Monthly Archives: February 2006

Coworkers

Once you let it slip that you build stuff with “Legos,” the floodgates open for “Oh, oh, can you make a minifig of me?” So I finally broke down and did so. The resulting minifigs were all pretty boring, so I made alternate versions that give each person a little more personality.

First up, Joe, who’s always annoyed about something, and likes Audis:

Next, Melissa, who’s a contractor and is therefore my henchman (as opposed to a minion; thus the Oddjob outfit):

Pete, whose Greek heritage is a point of pride (of course, Pete’s family comes from a mountain village, not an island — something much harder to represent in a LEGO minifig):

Paul has a podcast (RSS), in which he plays really cool music and interacts with a mechanical entity named Weasel_bot:

(Paul gets a full-size picture only because both of his figs appear in the same pic; everybody else is like Superman and Clark Kent — they can’t both be in the same picture at the same time.)

Finally, just when you thought you couldn’t look at any more minifigs of my coworkers, BAM!!! NINJAS! Here’s Sky as himself, and as a totally awesome ninja:

Star Wars Hina Doll Display by Izzo

This is just too funny to pass up. A couple weeks before Girl’s Day (Hina-Matsuri) on March 3, families with young girls display a multi-tiered stand of dolls (picture). You can see a minifig-scale version in Nelson Yrizarry’s recent vignette in this picture.

Izzo has turned this idea on its head with his Star Wars Hinamatsuri:

Note the brick-built Jabba the Hutt between Boba Fett and the Gamorrean Guard, as well as the mini-scale AT-AT and AT-STs. Sweet.

Mike Psiaki’s World War II Fighters

These aren’t brand new, but Mike Psiaki recently updated his P-38 Lightning, so that gives me an excuse to post these — two of my favorite World War II fighter planes in LEGO form.

The Lockheed P-38 Lighting:

The Vought F4U Corsair:

(Click each image for the full gallery.)

And just for fun, check out Brenden Wilson’s Corsair Light Fighter — a space-worthy version of the F4U.

Michelle Kwan, Figure Skating Legend

A good friend asked me to make a minifigure of Michelle Kwan, who recently withdrew from the 2006 Olympics. Unsatisfied with the minifig on its own, I hauled out my white bricks and whipped together this vignette — my first non-minifig creation in several months:

Those are supposed to be my friend and her husband in the background. For a better representation of skates, check out Uda-san’s Mao Asada (and for good measure, the obligatory PPB cross-link).

Valentine’s Day in Japan

Bruce just posted a Valentine’s Day vignette by mumu, so why am I posting about it here on Pan-Pacific Bricks? Isn’t Valentine’s Day common to both the U.S. and Japan? Look closely at the minifigs in this vignette:

In Japan, girls are the ones expected to give chocolate to boys — not the other way around. The interesting thing is, Valentine’s Day on February 14th is followed a month later on March 14th by “White Day,” on which men give women chocolate. You can read all about Valentine’s Day in Japan here.

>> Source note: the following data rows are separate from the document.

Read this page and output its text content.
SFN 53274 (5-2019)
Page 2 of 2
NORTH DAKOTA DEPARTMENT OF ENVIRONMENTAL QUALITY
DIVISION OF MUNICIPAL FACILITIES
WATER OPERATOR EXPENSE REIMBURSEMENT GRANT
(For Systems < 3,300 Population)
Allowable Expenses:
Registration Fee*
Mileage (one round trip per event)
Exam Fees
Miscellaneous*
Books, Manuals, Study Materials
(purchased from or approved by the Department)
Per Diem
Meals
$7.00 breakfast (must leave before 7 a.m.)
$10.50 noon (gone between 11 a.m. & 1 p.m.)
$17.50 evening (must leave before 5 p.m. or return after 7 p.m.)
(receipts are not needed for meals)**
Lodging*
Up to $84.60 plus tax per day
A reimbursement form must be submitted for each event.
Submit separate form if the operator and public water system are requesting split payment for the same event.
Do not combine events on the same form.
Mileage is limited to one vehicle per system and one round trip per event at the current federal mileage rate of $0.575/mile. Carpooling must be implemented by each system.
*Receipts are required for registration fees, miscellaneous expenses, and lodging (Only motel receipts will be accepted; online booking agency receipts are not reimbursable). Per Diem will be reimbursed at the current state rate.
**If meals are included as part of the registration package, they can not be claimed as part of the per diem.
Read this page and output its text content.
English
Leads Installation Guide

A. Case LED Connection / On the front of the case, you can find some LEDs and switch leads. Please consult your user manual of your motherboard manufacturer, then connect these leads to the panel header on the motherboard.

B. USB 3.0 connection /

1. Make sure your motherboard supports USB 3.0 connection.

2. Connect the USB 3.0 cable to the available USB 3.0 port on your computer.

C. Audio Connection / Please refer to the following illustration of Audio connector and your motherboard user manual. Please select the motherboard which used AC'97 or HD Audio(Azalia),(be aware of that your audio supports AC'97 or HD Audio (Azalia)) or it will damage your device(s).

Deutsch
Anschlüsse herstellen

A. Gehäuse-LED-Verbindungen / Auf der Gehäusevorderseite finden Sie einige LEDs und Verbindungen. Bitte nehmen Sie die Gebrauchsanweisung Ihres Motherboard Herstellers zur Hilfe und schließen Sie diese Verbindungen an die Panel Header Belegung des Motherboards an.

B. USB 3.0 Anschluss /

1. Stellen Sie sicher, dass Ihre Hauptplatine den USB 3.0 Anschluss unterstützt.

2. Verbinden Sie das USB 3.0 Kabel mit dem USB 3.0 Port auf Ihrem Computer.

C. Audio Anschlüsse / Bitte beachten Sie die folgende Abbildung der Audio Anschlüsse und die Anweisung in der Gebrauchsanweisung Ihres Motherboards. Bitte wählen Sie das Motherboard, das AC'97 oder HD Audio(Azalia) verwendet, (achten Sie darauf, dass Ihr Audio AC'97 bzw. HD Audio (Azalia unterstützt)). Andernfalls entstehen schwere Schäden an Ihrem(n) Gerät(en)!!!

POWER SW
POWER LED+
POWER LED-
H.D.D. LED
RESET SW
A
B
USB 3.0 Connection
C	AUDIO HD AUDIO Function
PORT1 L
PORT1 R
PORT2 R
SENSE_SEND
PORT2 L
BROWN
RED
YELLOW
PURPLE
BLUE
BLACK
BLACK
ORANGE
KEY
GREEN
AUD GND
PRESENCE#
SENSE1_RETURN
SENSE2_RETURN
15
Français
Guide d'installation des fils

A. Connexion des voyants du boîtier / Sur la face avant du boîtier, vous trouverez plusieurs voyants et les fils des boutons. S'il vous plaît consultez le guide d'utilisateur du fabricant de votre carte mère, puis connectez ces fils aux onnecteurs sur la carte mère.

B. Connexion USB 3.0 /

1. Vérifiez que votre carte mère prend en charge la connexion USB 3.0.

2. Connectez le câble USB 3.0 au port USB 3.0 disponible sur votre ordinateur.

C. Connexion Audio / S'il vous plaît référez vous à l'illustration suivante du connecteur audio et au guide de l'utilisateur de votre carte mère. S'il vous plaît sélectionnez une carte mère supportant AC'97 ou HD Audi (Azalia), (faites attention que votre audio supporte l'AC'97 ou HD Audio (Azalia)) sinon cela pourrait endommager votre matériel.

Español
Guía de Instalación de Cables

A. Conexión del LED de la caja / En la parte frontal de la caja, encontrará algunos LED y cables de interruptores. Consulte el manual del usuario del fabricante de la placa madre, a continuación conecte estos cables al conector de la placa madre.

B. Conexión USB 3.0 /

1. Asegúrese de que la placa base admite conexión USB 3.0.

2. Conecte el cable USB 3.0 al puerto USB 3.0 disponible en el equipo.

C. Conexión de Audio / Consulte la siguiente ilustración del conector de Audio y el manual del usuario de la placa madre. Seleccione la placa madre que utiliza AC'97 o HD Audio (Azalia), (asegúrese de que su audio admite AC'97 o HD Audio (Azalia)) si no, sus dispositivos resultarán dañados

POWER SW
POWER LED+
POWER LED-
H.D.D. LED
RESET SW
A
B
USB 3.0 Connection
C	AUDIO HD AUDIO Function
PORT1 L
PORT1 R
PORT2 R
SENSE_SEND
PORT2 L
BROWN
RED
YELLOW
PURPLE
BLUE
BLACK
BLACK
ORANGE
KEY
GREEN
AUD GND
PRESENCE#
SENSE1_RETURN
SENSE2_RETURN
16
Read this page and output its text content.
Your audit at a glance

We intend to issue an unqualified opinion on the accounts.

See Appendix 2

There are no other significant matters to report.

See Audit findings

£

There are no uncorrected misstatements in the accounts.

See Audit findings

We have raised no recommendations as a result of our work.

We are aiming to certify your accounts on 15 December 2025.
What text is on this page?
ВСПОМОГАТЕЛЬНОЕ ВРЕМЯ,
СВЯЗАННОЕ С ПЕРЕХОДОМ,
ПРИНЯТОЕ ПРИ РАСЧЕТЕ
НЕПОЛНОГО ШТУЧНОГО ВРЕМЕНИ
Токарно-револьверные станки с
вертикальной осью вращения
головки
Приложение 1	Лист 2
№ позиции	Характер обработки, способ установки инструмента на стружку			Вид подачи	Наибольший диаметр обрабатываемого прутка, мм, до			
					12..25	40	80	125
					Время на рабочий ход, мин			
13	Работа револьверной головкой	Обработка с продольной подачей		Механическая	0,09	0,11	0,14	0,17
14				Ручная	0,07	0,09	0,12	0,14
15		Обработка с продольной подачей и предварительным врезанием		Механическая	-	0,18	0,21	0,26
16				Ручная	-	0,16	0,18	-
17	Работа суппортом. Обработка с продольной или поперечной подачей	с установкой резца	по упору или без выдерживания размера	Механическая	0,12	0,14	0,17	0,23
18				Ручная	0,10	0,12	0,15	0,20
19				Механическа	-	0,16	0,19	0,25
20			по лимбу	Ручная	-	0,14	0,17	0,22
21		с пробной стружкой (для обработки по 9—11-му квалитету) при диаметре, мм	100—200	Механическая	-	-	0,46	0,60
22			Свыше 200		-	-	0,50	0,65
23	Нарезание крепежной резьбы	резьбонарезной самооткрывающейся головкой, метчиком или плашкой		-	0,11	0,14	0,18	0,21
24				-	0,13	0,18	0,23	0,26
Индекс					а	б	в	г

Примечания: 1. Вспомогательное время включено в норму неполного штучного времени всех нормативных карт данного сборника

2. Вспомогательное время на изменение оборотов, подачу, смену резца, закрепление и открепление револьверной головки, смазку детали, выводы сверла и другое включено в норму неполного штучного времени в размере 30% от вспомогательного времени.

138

And what PPB post would be complete without a little something by Izzo? Nothing specifically Japanese about this, but it’s a lovely bar of chocolate:

Mmmmm… Chocolate…

Mr. and Mrs. Chen

Names: Charles and Judy Chen
Occupation: Artists.
Notes: An eccentric son of a New York real estate developer, Charles met and married Judy while attending Burning Man. At the age of forty, Charles grew a Fu Manchu mustache and began wearing traditional Chinese clothing to “get in touch with my roots.” Of course, Charles doesn’t speak either Mandarin or Cantonese, and the furthest east he’s been is Taos, New Mexico.

Boy’s Day Vignette by Nelson Yrizarry

Following up on his Hina-Matsuri vignette (previous PPB post), Nelson Yrizarry presents a vignette based on celebrations of Tango no Sekku, or Boy’s Day (now celebrated as “Children’s Day”).

Here’s what Nelson has to say:

Now known as “Children’s Day” in Japan (a National holiday), this is the day when sons are traditionally honored. Most notable are the large koinobori (carp) banners that are flown – one for each male son. The carp is considered as the most spirited of all fish, able to overcome obstacles such as strong currents – hence, it serves as a symbol of the desired strength and success of the family’s male childen.

I have incorporated other aspects of the Japanese culture – Father enjoying sake; a katanakake (sword stand); a small Zen garden, etc.